To be fair to Kemi, she reacted sensibly to the Government’s announcement about rejoining Erasmus, even though many Tories probably think the scheme is a good one that might benefit their children.

It won’t - or at least not more than Britain’s existing Turing scheme. It will, however, be a great boon to EU students, twice as many of whom are expected to flock to our shores as go in the opposite direction.

Why not, some will say? Aren’t we all Europeans? Yes, we are. But the cost of Erasmus will quickly rise from £570 million a year to nearly a billion. EU students will be the main beneficiaries since, according to authoritative rankings, the UK has as many universities in the world’s top 100 as all 27 EU nations combined.

The foolishness of signing up again to Erasmus is dwarfed by the prospective idiocy of our rejoining the customs union, as Streeting, Lammy and many Labour (and all Lib Dem) MPs want us to do.

We would be required to accept the rules of the customs union without having any say in their development. Even more seriously, we would have to scrap trade deals with India and Australia plus any in the pipeline. We’d also have to quit the CPTPP, a free trade bloc of mostly fast-expanding Pacific Rim countries.

Joining the customs union would also entail Britain tearing up its interim trade deal with the United States, which gives us much more preferential tariff rates on our exported goods than those enjoyed by the European Union. Why would anyone but a lunatic agree to that?

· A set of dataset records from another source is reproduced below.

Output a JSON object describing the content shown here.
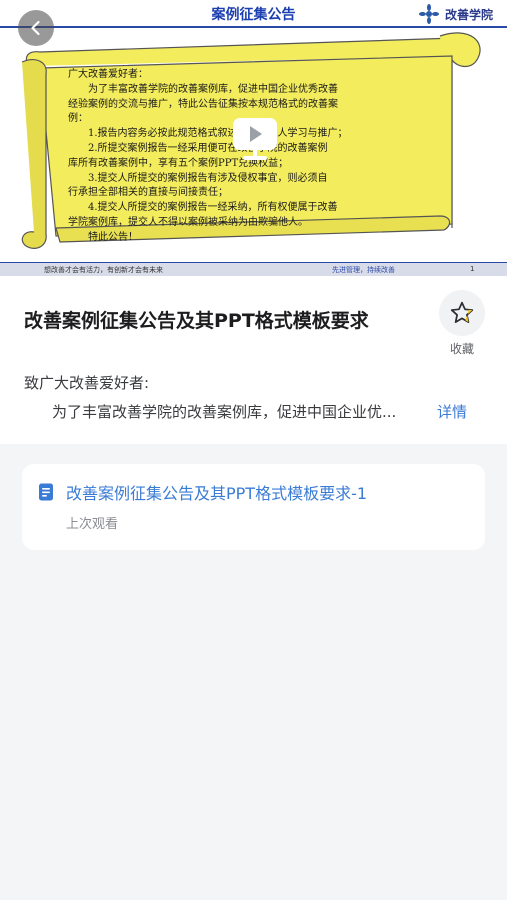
{
  "video": {
    "slide_title": "案例征集公告",
    "slide_logo_text": "改善学院",
    "slide_lines": [
      "广大改善爱好者：",
      "　　为了丰富改善学院的改善案例库，促进中国企业优秀改善",
      "经验案例的交流与推广，特此公告征集按本规范格式的改善案",
      "例：",
      "　　1.报告内容务必按此规范格式叙述，便于他人学习与推广；",
      "　　2.所提交案例报告一经采用便可在改善学院的改善案例",
      "库所有改善案例中，享有五个案例PPT兑换权益；",
      "　　3.提交人所提交的案例报告有涉及侵权事宜，则必须自",
      "行承担全部相关的直接与间接责任；",
      "　　4.提交人所提交的案例报告一经采纳，所有权便属于改善",
      "学院案例库，提交人不得以案例被采纳为由欺骗他人。",
      "　　特此公告！"
    ],
    "footer_left": "想改善才会有活力，有创新才会有未来",
    "footer_right": "先进管理，持续改善",
    "footer_page": "1"
  },
  "icons": {
    "back": "back-icon",
    "play": "play-icon",
    "star": "star-icon",
    "document": "document-icon"
  },
  "info": {
    "title": "改善案例征集公告及其PPT格式模板要求",
    "favorite_label": "收藏",
    "greeting": "致广大改善爱好者:",
    "summary": "为了丰富改善学院的改善案例库，促进中国企业优...",
    "detail_label": "详情"
  },
  "chapter": {
    "title": "改善案例征集公告及其PPT格式模板要求-1",
    "subtitle": "上次观看"
  },
  "colors": {
    "accent": "#3a7bd5",
    "star": "#f5c518",
    "scroll": "#f3ec5c"
  }
}
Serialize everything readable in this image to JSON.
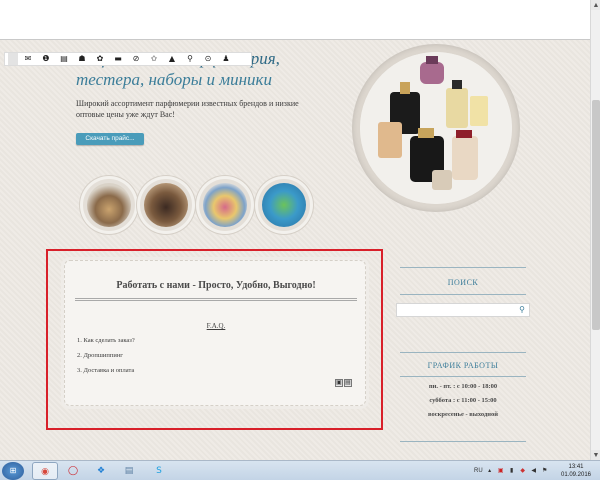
{
  "toolbar": {
    "icons": [
      "blank-icon",
      "mail-icon",
      "info-icon",
      "document-icon",
      "bucket-icon",
      "gear-icon",
      "folder-icon",
      "ban-icon",
      "star-icon",
      "bell-icon",
      "search-icon",
      "eye-icon",
      "person-icon"
    ],
    "glyphs": [
      "",
      "✉",
      "❶",
      "▤",
      "☗",
      "✿",
      "▬",
      "⊘",
      "✩",
      "▲",
      "⚲",
      "⊙",
      "♟"
    ]
  },
  "hero": {
    "title_line1": "Национальная парфюмерия,",
    "title_line2": "тестера, наборы и миники",
    "description": "Широкий ассортимент парфюмерии известных брендов и низкие оптовые цены уже ждут Вас!",
    "button_label": "Скачать прайс..."
  },
  "card": {
    "title": "Работать с нами - Просто, Удобно, Выгодно!",
    "faq_label": "F.A.Q.",
    "items": [
      "1. Как сделать заказ?",
      "2. Дропшиппинг",
      "3. Доставка и оплата"
    ]
  },
  "sidebar": {
    "search_heading": "ПОИСК",
    "schedule_heading": "ГРАФИК РАБОТЫ",
    "schedule": [
      "пн. - пт. : с 10:00 - 18:00",
      "суббота : с 11:00 - 15:00",
      "воскресенье - выходной"
    ]
  },
  "taskbar": {
    "lang": "RU",
    "time": "13:41",
    "date": "01.09.2016"
  },
  "colors": {
    "accent": "#3c7d9a",
    "button": "#4a9cba",
    "highlight_border": "#d8202a",
    "page_bg": "#ede9e3"
  }
}
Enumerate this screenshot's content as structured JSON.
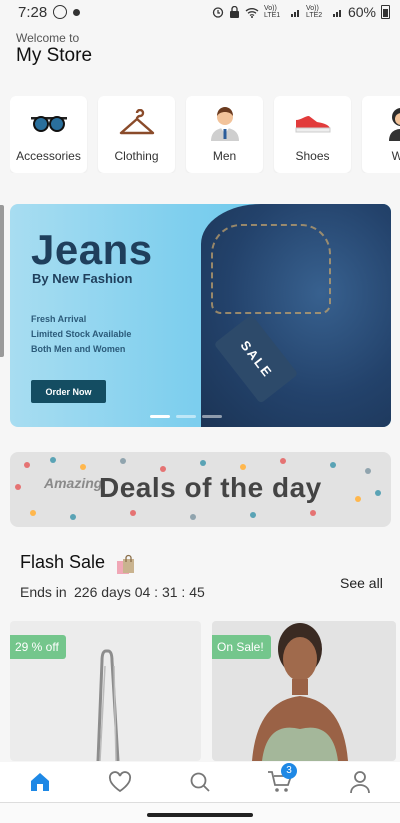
{
  "status": {
    "time": "7:28",
    "battery": "60%",
    "sim1": "Vo)) LTE1",
    "sim2": "Vo)) LTE2"
  },
  "header": {
    "welcome": "Welcome to",
    "store": "My Store"
  },
  "categories": [
    {
      "label": "Accessories",
      "icon": "sunglasses-icon"
    },
    {
      "label": "Clothing",
      "icon": "hanger-icon"
    },
    {
      "label": "Men",
      "icon": "man-icon"
    },
    {
      "label": "Shoes",
      "icon": "shoe-icon"
    },
    {
      "label": "Wo",
      "icon": "woman-icon"
    }
  ],
  "banner": {
    "title": "Jeans",
    "subtitle": "By New Fashion",
    "lines": [
      "Fresh Arrival",
      "Limited Stock Available",
      "Both Men and Women"
    ],
    "button": "Order Now",
    "tag": "SALE",
    "slide_index": 1,
    "slide_count": 3
  },
  "deals": {
    "amazing": "Amazing",
    "title": "Deals of the day"
  },
  "flash": {
    "title": "Flash Sale",
    "ends_label": "Ends in",
    "timer": "226 days 04 : 31 : 45",
    "see_all": "See all"
  },
  "products": [
    {
      "badge": "29 % off"
    },
    {
      "badge": "On Sale!"
    }
  ],
  "nav": {
    "cart_count": "3",
    "active": "home",
    "items": [
      "home-icon",
      "heart-icon",
      "search-icon",
      "cart-icon",
      "user-icon"
    ]
  }
}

Brexiteers should also rebut Streeting’s charge (parroted by almost every Rejoiner) that we have suffered massive economic harm by leaving the EU. This is largely based on a prediction by the Office for Budget Responsibility of a 4 per cent reduction in the potential productivity of the UK economy over 15 years.

However, that is only a forecast, and one from an organisation with a remarkable track record for wonky forecasts. And yet its flawed stargazing is cited by Rejoiners as though it is established fact.

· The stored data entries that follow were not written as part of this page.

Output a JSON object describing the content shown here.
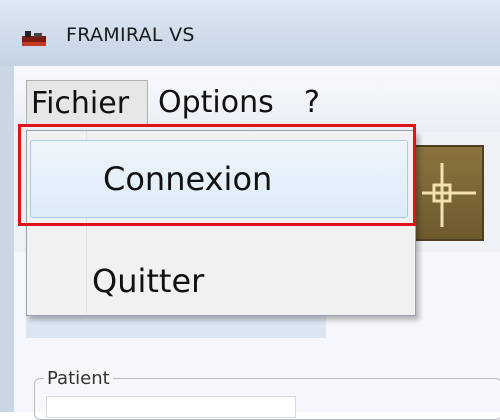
{
  "window": {
    "title": "FRAMIRAL VS"
  },
  "menubar": {
    "items": [
      {
        "label": "Fichier"
      },
      {
        "label": "Options"
      },
      {
        "label": "?"
      }
    ]
  },
  "fichier_menu": {
    "items": [
      {
        "label": "Connexion",
        "highlighted": true
      },
      {
        "label": "Quitter"
      }
    ]
  },
  "patient_group": {
    "label": "Patient"
  },
  "colors": {
    "highlight": "#e0121a",
    "hover": "#dcebf8"
  }
}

Granted, there have been downsides, not least in the export of agricultural produce being impeded by EU red tape.

And yet, to quote the House of Commons library: 'In 2024, UK exports of services to the EU were 19 per cent above their 2019 level in real terms. Exports to non-EU countries were 23 per cent above their 2019 level.'

Since Britain left the EU, its economic growth rate, though sluggish, has been roughly the same as France's and Italy's and significantly higher than that of Germany, Europe's largest economy.

How convenient for the Chancellor, Rachel Reeves, and Wes Streeting to blame Brexit for Labour's failings!

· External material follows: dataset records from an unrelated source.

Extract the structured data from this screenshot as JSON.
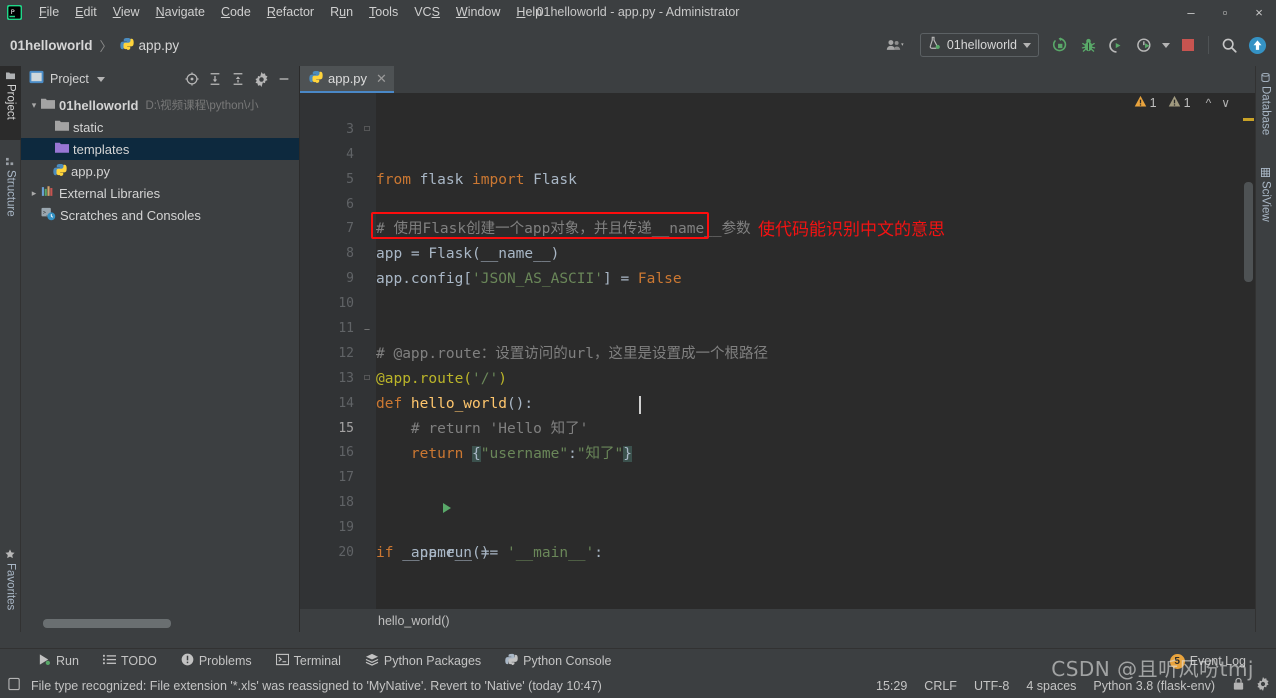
{
  "window": {
    "title": "01helloworld - app.py - Administrator",
    "logo_icon": "pycharm-logo-icon",
    "minimize_label": "–",
    "maximize_label": "▫",
    "close_label": "×"
  },
  "menubar": {
    "items": [
      {
        "label": "File",
        "mnemonic": "F"
      },
      {
        "label": "Edit",
        "mnemonic": "E"
      },
      {
        "label": "View",
        "mnemonic": "V"
      },
      {
        "label": "Navigate",
        "mnemonic": "N"
      },
      {
        "label": "Code",
        "mnemonic": "C"
      },
      {
        "label": "Refactor",
        "mnemonic": "R"
      },
      {
        "label": "Run",
        "mnemonic": "u"
      },
      {
        "label": "Tools",
        "mnemonic": "T"
      },
      {
        "label": "VCS",
        "mnemonic": "S"
      },
      {
        "label": "Window",
        "mnemonic": "W"
      },
      {
        "label": "Help",
        "mnemonic": "H"
      }
    ]
  },
  "navbar": {
    "breadcrumb": {
      "project": "01helloworld",
      "separator": "〉",
      "file": "app.py",
      "file_icon": "python-file-icon"
    },
    "toolbar": {
      "user_icon": "user-accounts-icon",
      "run_config_name": "01helloworld",
      "run_config_icon": "flask-run-config-icon",
      "run_icon": "run-icon",
      "debug_icon": "debug-bug-icon",
      "run_with_coverage_icon": "run-coverage-icon",
      "profile_icon": "profile-clock-icon",
      "stop_icon": "stop-icon",
      "search_icon": "search-everywhere-icon",
      "update_icon": "update-project-icon"
    }
  },
  "left_rail": {
    "tabs": [
      {
        "label": "Project",
        "icon": "project-folder-icon",
        "active": true
      },
      {
        "label": "Structure",
        "icon": "structure-icon",
        "active": false
      },
      {
        "label": "Favorites",
        "icon": "star-icon",
        "active": false
      }
    ]
  },
  "right_rail": {
    "tabs": [
      {
        "label": "Database",
        "icon": "database-icon"
      },
      {
        "label": "SciView",
        "icon": "sciview-grid-icon"
      }
    ]
  },
  "project_panel": {
    "title": "Project",
    "title_icon": "project-window-icon",
    "dropdown_icon": "chevron-down-icon",
    "tools": [
      {
        "name": "select-opened-file-icon",
        "glyph": "⊕"
      },
      {
        "name": "expand-all-icon",
        "glyph": "⤓"
      },
      {
        "name": "collapse-all-icon",
        "glyph": "⤒"
      },
      {
        "name": "settings-gear-icon",
        "glyph": "⚙"
      },
      {
        "name": "hide-panel-icon",
        "glyph": "–"
      }
    ],
    "tree": [
      {
        "label": "01helloworld",
        "path": "D:\\视频课程\\python\\小",
        "icon": "folder-icon",
        "indent": 0,
        "arrow": "expanded",
        "bold": true,
        "selected": false
      },
      {
        "label": "static",
        "icon": "folder-icon",
        "indent": 1,
        "arrow": "none",
        "bold": false,
        "selected": false
      },
      {
        "label": "templates",
        "icon": "folder-templates-icon",
        "indent": 1,
        "arrow": "none",
        "bold": false,
        "selected": true
      },
      {
        "label": "app.py",
        "icon": "python-file-icon",
        "indent": 1,
        "arrow": "none",
        "bold": false,
        "selected": false
      },
      {
        "label": "External Libraries",
        "icon": "libraries-icon",
        "indent": 0,
        "arrow": "collapsed",
        "bold": false,
        "selected": false
      },
      {
        "label": "Scratches and Consoles",
        "icon": "scratches-icon",
        "indent": 0,
        "arrow": "none",
        "bold": false,
        "selected": false
      }
    ]
  },
  "editor": {
    "tab": {
      "label": "app.py",
      "icon": "python-file-icon",
      "close_icon": "close-icon"
    },
    "inspections": {
      "warning_count": "1",
      "weak_warning_count": "1",
      "warning_icon": "warning-triangle-icon",
      "weak_warning_icon": "weak-warning-triangle-icon",
      "prev_icon": "chevron-up-icon",
      "next_icon": "chevron-down-icon"
    },
    "first_line_number": 3,
    "lines": [
      {
        "num": 3,
        "text": ""
      },
      {
        "num": 4,
        "text": "from flask import Flask"
      },
      {
        "num": 5,
        "text": ""
      },
      {
        "num": 6,
        "text": "# 使用Flask创建一个app对象，并且传递__name__参数"
      },
      {
        "num": 7,
        "text": "app = Flask(__name__)"
      },
      {
        "num": 8,
        "text": "app.config['JSON_AS_ASCII'] = False"
      },
      {
        "num": 9,
        "text": ""
      },
      {
        "num": 10,
        "text": ""
      },
      {
        "num": 11,
        "text": "# @app.route：设置访问的url，这里是设置成一个根路径"
      },
      {
        "num": 12,
        "text": "@app.route('/')"
      },
      {
        "num": 13,
        "text": "def hello_world():"
      },
      {
        "num": 14,
        "text": "    # return 'Hello 知了'"
      },
      {
        "num": 15,
        "text": "    return {\"username\":\"知了\"}"
      },
      {
        "num": 16,
        "text": ""
      },
      {
        "num": 17,
        "text": ""
      },
      {
        "num": 18,
        "text": "if __name__ == '__main__':"
      },
      {
        "num": 19,
        "text": "    app.run()"
      },
      {
        "num": 20,
        "text": ""
      }
    ],
    "tokens": {
      "l4": [
        {
          "t": "from ",
          "c": "kw"
        },
        {
          "t": "flask ",
          "c": ""
        },
        {
          "t": "import ",
          "c": "kw"
        },
        {
          "t": "Flask",
          "c": ""
        }
      ],
      "l6": [
        {
          "t": "# 使用Flask创建一个app对象，并且传递__name__参数",
          "c": "cmt"
        }
      ],
      "l7": [
        {
          "t": "app = Flask(__name__)",
          "c": ""
        }
      ],
      "l8": [
        {
          "t": "app.config[",
          "c": ""
        },
        {
          "t": "'JSON_AS_ASCII'",
          "c": "str"
        },
        {
          "t": "] = ",
          "c": ""
        },
        {
          "t": "False",
          "c": "kw"
        }
      ],
      "l11": [
        {
          "t": "# @app.route：设置访问的url，这里是设置成一个根路径",
          "c": "cmt"
        }
      ],
      "l12": [
        {
          "t": "@app.route(",
          "c": "dec"
        },
        {
          "t": "'/'",
          "c": "str"
        },
        {
          "t": ")",
          "c": "dec"
        }
      ],
      "l13": [
        {
          "t": "def ",
          "c": "kw"
        },
        {
          "t": "hello_world",
          "c": "fn"
        },
        {
          "t": "():",
          "c": ""
        }
      ],
      "l14": [
        {
          "t": "    # return 'Hello 知了'",
          "c": "cmt"
        }
      ],
      "l15": [
        {
          "t": "    ",
          "c": ""
        },
        {
          "t": "return ",
          "c": "kw"
        },
        {
          "t": "{",
          "c": "brace"
        },
        {
          "t": "\"username\"",
          "c": "str"
        },
        {
          "t": ":",
          "c": ""
        },
        {
          "t": "\"知了\"",
          "c": "str"
        },
        {
          "t": "}",
          "c": "brace"
        }
      ],
      "l18": [
        {
          "t": "if ",
          "c": "kw"
        },
        {
          "t": "__name__ == ",
          "c": ""
        },
        {
          "t": "'__main__'",
          "c": "str"
        },
        {
          "t": ":",
          "c": ""
        }
      ],
      "l19": [
        {
          "t": "    app.run()",
          "c": ""
        }
      ]
    },
    "annotation": {
      "text": "使代码能识别中文的意思",
      "color": "#f41212",
      "highlight_box_color": "#fd0d0d",
      "highlighted_line": 8
    },
    "breadcrumb": "hello_world()",
    "run_line_marker": {
      "line": 18,
      "icon": "run-arrow-icon"
    }
  },
  "bottom_tool_window": {
    "items": [
      {
        "label": "Run",
        "icon": "run-arrow-icon"
      },
      {
        "label": "TODO",
        "icon": "todo-list-icon"
      },
      {
        "label": "Problems",
        "icon": "problems-icon"
      },
      {
        "label": "Terminal",
        "icon": "terminal-icon"
      },
      {
        "label": "Python Packages",
        "icon": "packages-icon"
      },
      {
        "label": "Python Console",
        "icon": "python-console-icon"
      }
    ],
    "event_log": {
      "label": "Event Log",
      "badge": "5"
    }
  },
  "status_bar": {
    "message_icon": "notification-icon",
    "message": "File type recognized: File extension '*.xls' was reassigned to 'MyNative'. Revert to 'Native' (today 10:47)",
    "caret_position": "15:29",
    "line_separator": "CRLF",
    "encoding": "UTF-8",
    "indent": "4 spaces",
    "interpreter": "Python 3.8 (flask-env)",
    "lock_icon": "read-only-lock-icon",
    "settings_icon": "settings-gear-icon"
  },
  "watermark": {
    "text": "CSDN @且听风吩tmj"
  },
  "colors": {
    "accent_blue": "#4a88c7",
    "selection_blue": "#0d293e",
    "editor_bg": "#2b2b2b",
    "chrome_bg": "#3c3f41",
    "keyword_orange": "#cc7832",
    "string_green": "#6a8759",
    "comment_gray": "#808080",
    "function_yellow": "#ffc66d",
    "decorator_olive": "#bbb529",
    "annotation_red": "#f41212",
    "warning_amber": "#e8a33d",
    "run_green": "#59a869"
  }
}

Nor should we forget many other Brexit bonuses - from the power to control our borders (admittedly abused) and our fishing grounds, to relief from paying tens of billions of pounds into the EU budget.

Brexiteers with unstiffened spines would do well to read 75 Brexit Benefits, an excellent new book by an author using the nom de plume Gully Foyle.

A huge battle lies ahead in which a blizzard of twisted statistics and half-truths and downright lies will be unleashed by a Labour Government pining for EU membership.

Unless those who believe in an independent Britain wake up, we'll soon be back under the heel of Brussels.